Salah satu pertempuran terpenting Hannibal di Italia adalah Pertempuran Danau Trasimene. Tentara Hannibal, menjadi lebih dari 50.000 orang yang kuat pada titik ini, menyergap dan menjebak tentara Romawi 30.000 dipimpin oleh Gaius Flaminius, konsul Roma. Bahkan sampai hari ini, pertempuran tetap merupakan penyergapan terbesar yang pernah diatur oleh kekuatan militer. Pasukan Hannibal menyerang orang-orang Romawi di tiga sisi, yang mana ditulis oleh danau di punggung mereka. Setengah pasukan Romawi terbunuh, termasuk Flaminius, sementara separuh lainnya dipenjarakan.

YouTube

2. Awasi Perjalanan ... Tidak Tidak Seperti Itu!
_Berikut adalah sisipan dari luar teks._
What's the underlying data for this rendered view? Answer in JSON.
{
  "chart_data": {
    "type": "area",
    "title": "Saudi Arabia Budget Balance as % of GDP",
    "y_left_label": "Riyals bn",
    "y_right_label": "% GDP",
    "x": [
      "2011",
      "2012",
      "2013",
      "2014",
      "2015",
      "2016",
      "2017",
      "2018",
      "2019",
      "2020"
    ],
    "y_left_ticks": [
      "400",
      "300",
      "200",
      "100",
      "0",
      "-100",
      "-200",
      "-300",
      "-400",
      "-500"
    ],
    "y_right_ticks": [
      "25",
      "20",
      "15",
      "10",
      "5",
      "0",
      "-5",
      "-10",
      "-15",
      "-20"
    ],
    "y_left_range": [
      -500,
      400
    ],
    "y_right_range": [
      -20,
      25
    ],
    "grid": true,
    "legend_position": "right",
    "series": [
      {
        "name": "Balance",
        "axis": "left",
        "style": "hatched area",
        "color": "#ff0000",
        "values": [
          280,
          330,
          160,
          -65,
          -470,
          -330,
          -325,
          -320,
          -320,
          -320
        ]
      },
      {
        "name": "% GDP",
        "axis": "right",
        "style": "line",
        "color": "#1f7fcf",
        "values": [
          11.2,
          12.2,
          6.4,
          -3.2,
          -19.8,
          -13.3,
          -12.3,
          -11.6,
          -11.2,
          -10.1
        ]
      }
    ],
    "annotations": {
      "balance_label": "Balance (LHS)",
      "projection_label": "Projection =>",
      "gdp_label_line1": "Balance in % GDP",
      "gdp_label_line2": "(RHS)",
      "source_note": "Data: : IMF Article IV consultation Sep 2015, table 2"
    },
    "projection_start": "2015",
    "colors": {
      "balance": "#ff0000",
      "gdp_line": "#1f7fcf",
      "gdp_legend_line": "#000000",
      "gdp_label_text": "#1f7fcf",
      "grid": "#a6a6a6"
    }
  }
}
Pada tahun 217 SM, setelah menghabiskan musim dingin bersama sekutu Gallic-nya, Hannibal kembali ke medan perang. Ketika pasukan Romawi memblokir rute timur dan barat ke Roma, Hannibal menentang semua harapan (lagi) dengan berbaris pasukannya melalui rawa di mulut Sungai Arno. Meskipun itu adalah rute tercepat ke selatan tanpa terlibat perkelahian, pawai itu memakan waktu berhari-hari, menghabiskan banyak nyawa dalam proses, dan bahkan menyebabkan Hannibal kehilangan mata terhadap konjungtivitis (AKA, mata merah).

Kegelapan atas Cannae - WordPress

1. Saudara Anda Mengatakan Halo

Saat Hannibal dan anak buahnya terjebak di jalan buntu di Italia setelah Cannae, saudaranya Hasdrubal mencoba membawa bala bantuan untuk menyerang Roma. Sayangnya, orang Romawi mendapat angin dari rencana Hasdrubal, dan meskipun perjalanannya yang lebih mudah melintasi Alpen (pasukan Hannibal tampaknya meninggalkan konstruksi di belakang jika ada orang lain yang ingin menyerang Italia), ia menemukan dirinya menghadapi pasukan Romawi yang kalah jumlah anak buahnya, dan Hasdrubal tidak ada Hannibal. Tidak hanya pasukannya dimusnahkan, tetapi Hasdrubal sendiri terbunuh. Hannibal tahu tentang kekalahan kakaknya ketika pengendara Romawi melemparkan kepala Hasdrubal yang terputus ke kamp Hannibal. Untuk sekali ini, kami berharap Hannibal menembak para kurir.